US debates bid to kill Hussein and avoid trialBy Bryan Bender, Globe Correspondent, 8/1/2003
WASHINGTON -- Senior Bush administration officials are debating whether to order military commanders to kill rather than capture Saddam Hussein to avoid an unpredictable trial that could stir up nationalist Arab sentiments and embarrass Washington by publicizing past US support for the deposed Iraqi dictator, according to defense and intelligence officials.
Trying Hussein before an Iraqi or international criminal court would present an opportunity to hold the Ba'ath Party regime accountable for its repression and murder of thousands of people over the past three decades.
Iraq's new US-backed Governing Council said this week it wants to try Hussein in an Iraqi court, something the occupation authority there has said it supports. The New York Times, citing unnamed State Department officials, reported today that the administration favors creating a tribunal of Iraqi judges to try Hussein for crimes against humanity if he is caught.
But as US troops step up the hunt for Hussein near his hometown of Tikrit, the prospect of an open trial that puts him on a public stage has given pause to some in the administration, according to government officials with knowledge of the high-level meetings. Among those said to have taken part in the discussions are Vice President Dick Cheney and Secretary of Defense Donald H. Rumsfeld.
One of the officials, who is involved in the Iraq reconstruction effort, described at least one of the leaders as having ''mixed feelings'' about whether to kill or capture Hussein.
Cheney, whose office would not comment on the issue last night, and senior Bush advisers are said to worry that a trial would be a spectacle in which Hussein could tap into Arab anxieties about the American occupation, try to implicate the United States for previously coddling the regime, and assert Iraq's compliance with United Nations resolutions outlawing weapons of mass destruction -- measures that the administration says gave legal justification for the war.

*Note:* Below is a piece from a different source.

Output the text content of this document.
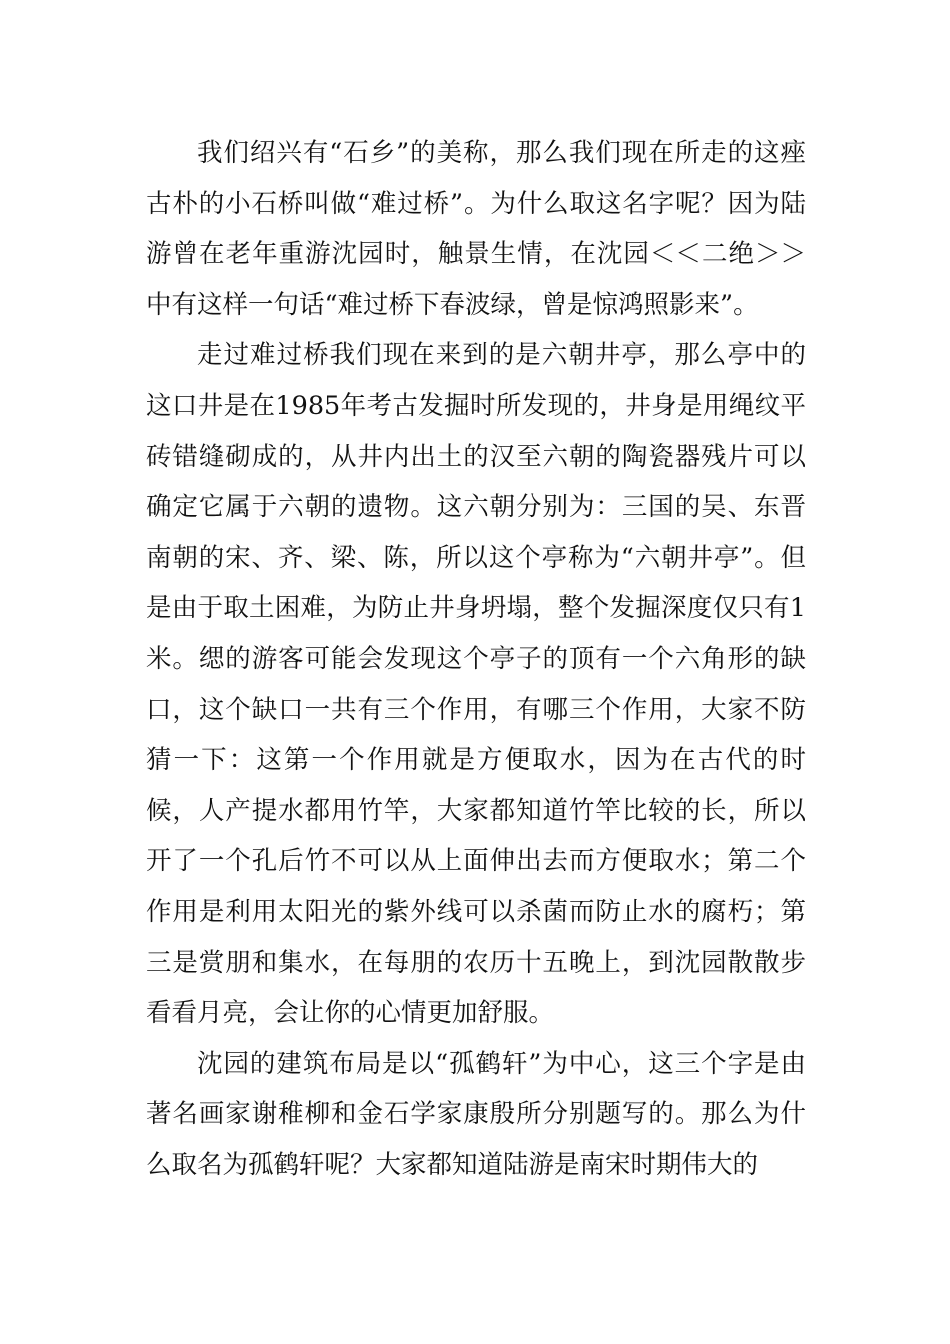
我们绍兴有“石乡”的美称，那么我们现在所走的这痤古朴的小石桥叫做“难过桥”。为什么取这名字呢？因为陆游曾在老年重游沈园时，触景生情，在沈园＜＜二绝＞＞中有这样一句话“难过桥下春波绿，曾是惊鸿照影来”。

走过难过桥我们现在来到的是六朝井亭，那么亭中的这口井是在1985年考古发掘时所发现的，井身是用绳纹平砖错缝砌成的，从井内出土的汉至六朝的陶瓷器残片可以确定它属于六朝的遗物。这六朝分别为：三国的吴、东晋南朝的宋、齐、梁、陈，所以这个亭称为“六朝井亭”。但是由于取土困难，为防止井身坍塌，整个发掘深度仅只有1米。缌的游客可能会发现这个亭子的顶有一个六角形的缺口，这个缺口一共有三个作用，有哪三个作用，大家不防猜一下：这第一个作用就是方便取水，因为在古代的时候，人产提水都用竹竿，大家都知道竹竿比较的长，所以开了一个孔后竹不可以从上面伸出去而方便取水；第二个作用是利用太阳光的紫外线可以杀菌而防止水的腐朽；第三是赏朋和集水，在每朋的农历十五晚上，到沈园散散步看看月亮，会让你的心情更加舒服。

沈园的建筑布局是以“孤鹤轩”为中心，这三个字是由著名画家谢稚柳和金石学家康殷所分别题写的。那么为什么取名为孤鹤轩呢？大家都知道陆游是南宋时期伟大的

…Such a prospect, however, raises concerns that a trial would create problems for the United States. One worry is that a host of embarrassing charges might be leveled at the United States. Washington supported Hussein's regime during Iraq's war against Iran between 1980 and 1988 -- including providing satellite images of Iranian military formations -- at a time when Iraqi forces used chemical weapons against troops and civilians. The United States may have even given Hussein the green light to attack Iran, according to Said K. Aburish, author of ''Saddam Hussein: The Politics of Revenge.''
A trial might also raise uncomfortable questions about Iraq's suspected weapons of mass destruction. So far, the United States has failed to find the alleged chemical and biological arms used as justification for the war.
Hussein could try to take advantage of the controversy surrounding the search for unconventional weapons, claiming before the court of world opinion that he had abided by the UN resolutions that barred him from having such weapons -- thus putting the United States and Britain on the defensive.
Aburish, who was involved in business deals with Iraq in the 1970s, said that the weapons programs that are the focus of such scrutiny had roots in American assistance. For example, he said that in 1976 -- when former president George H. W. Bush was director of the CIA -- Hussein's government was sold the blueprints for what was described as a pesticide plant but was later determined to have more nefarious purposes.
''We gave them the design for how to build a chemical warfare plant,'' Aburish said. ''The initial effort involved US government approval -- in the second phase, someone woke up and said we can't do it. But [Hussein's] people put it together piecemeal,'' based on that design.
Hulsman said: ''Saddam knows the background of America far too well to make it comfortable for the Americans. He can claim victimhood in a region replete with victimhood.''
US government officials, as recently as last fall, denied having knowledge that the United States provided Iraq with materials for chemical and biological weapons -- some as recently as 1992 -- ostensibly for legitimate medical research. Rumsfeld told a Senate panel in September that he doubted its validity.